One final note, the creation tools are absolutely fantastic. We finally have a CAS exclusive fighting style again in the form of Devil Jin (yes Tekken vets, THAT Devil Jin). We’re also free to create costumes for up to 50 characters (original or regular). As far as what we have access to once we’re in the costume editor, it’s clear that Project Soul both gave and take away in the latest CAS feature. We have LESS costume pieces than we did in SoulCalibur IV, which seems completely bizarre since it’s nothing short of a step backwards. However, almost any costume piece can be recoloured, retextured, or be given cool decals and stickers. So while we have fewer pieces to play with, the actual customization for the pieces has increased substantially. By utilizing the pattern and sticker functions, you can almost create entirely new costume pieces. As a whole, creating your own characters is a lot more satisfying now due to the fact that you can personalize them so much more now. You’re very unlikely to ever see identical created characters online, unless we’re dealing with recreations of characters from other video games (Sephiroth and Wesker, anyone?).
So is SoulCalibur V worth your money? If you liked the last game, or even like the series in general, then I say yes. The core fighting experience is absolutely fantastic this time and I find myself being unable to put the game down whenever I dive in to play. It’s not uncommon for me to play for three or four hours at a time, a feat that I just can’t manage with any other fighting games nowadays. Also, if you are brand new to the Soul series, this is a fantastic place to start since you won’t have to put up with the loss of culled fan favourites such as Taki, Talim, or Zasalamel. The only problem for newcomers is that this game does not hold your hand or teach you how to play, so expect a lot of trial in error in matches as well as a good amount of time spent figuring out how things work in training mode.
All in all, a fantastic entry to the Soul series. Project Soul accomplished a lot in the amount of time Namco allotted them (development on this game lasted only one year!) and it’s hard to fault the dev team for any shortcomings simply because they were working hard against a deadline with this game.

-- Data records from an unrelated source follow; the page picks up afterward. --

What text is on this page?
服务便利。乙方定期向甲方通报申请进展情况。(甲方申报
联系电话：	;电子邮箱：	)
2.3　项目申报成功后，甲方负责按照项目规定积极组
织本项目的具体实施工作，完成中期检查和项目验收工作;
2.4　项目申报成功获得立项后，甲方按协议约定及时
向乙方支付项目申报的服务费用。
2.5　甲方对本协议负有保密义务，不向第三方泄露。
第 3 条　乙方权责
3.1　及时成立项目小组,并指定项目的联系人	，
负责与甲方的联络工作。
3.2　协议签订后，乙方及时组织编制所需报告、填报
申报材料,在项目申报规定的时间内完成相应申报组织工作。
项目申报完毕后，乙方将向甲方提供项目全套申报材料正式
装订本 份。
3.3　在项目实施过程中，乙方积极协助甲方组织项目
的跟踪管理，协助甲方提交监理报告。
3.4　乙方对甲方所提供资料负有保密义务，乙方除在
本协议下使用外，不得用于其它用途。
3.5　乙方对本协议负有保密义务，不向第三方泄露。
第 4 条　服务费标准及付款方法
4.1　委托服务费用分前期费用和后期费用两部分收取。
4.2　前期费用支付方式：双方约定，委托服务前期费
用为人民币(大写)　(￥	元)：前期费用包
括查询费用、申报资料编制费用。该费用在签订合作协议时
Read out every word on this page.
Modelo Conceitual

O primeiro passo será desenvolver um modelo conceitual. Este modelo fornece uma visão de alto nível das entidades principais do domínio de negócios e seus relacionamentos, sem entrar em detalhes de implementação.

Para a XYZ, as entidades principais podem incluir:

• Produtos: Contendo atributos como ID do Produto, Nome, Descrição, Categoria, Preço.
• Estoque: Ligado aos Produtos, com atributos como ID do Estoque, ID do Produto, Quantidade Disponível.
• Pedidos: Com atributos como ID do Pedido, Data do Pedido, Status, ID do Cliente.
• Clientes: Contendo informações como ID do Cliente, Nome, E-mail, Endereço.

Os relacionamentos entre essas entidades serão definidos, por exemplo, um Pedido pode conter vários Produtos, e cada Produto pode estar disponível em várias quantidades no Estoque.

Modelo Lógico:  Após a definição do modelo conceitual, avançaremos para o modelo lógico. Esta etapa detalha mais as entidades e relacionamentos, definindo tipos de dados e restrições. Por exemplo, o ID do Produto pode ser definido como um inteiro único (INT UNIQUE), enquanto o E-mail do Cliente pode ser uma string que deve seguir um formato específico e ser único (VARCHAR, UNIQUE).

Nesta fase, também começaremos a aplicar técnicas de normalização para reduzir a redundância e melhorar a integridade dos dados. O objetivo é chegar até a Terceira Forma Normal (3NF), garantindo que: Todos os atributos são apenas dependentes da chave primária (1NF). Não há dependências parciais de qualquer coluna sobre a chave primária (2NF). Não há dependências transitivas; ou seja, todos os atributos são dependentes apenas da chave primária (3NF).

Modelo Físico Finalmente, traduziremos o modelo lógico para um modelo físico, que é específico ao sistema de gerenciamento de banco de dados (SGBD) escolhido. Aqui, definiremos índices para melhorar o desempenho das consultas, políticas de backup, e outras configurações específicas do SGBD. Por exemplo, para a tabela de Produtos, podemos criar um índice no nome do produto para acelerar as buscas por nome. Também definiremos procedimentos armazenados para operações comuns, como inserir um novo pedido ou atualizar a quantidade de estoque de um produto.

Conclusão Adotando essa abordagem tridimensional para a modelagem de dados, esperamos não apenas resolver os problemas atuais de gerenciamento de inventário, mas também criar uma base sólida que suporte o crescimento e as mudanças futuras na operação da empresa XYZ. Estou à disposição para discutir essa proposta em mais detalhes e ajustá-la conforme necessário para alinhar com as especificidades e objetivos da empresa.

It’s impressive what they managed to do in one year, and I think anyone who appreciates the Soul games will be equally impressed with just how fun this game can be. Check out it, its worth every penny.
+ Gorgeous graphics and above average soundtrack.
+ Online component is very stable and also quite enjoyable to boot.
+ Very diverse cast of characters. There’s someone here for everyone to appreciate.
– Game does not teach you how to play, which may hamper the experience of newcomers.
– Lack of offline content may deter those who aren’t serious about online play.
– Story mode is just flat out boring and sometimes painful to sit through.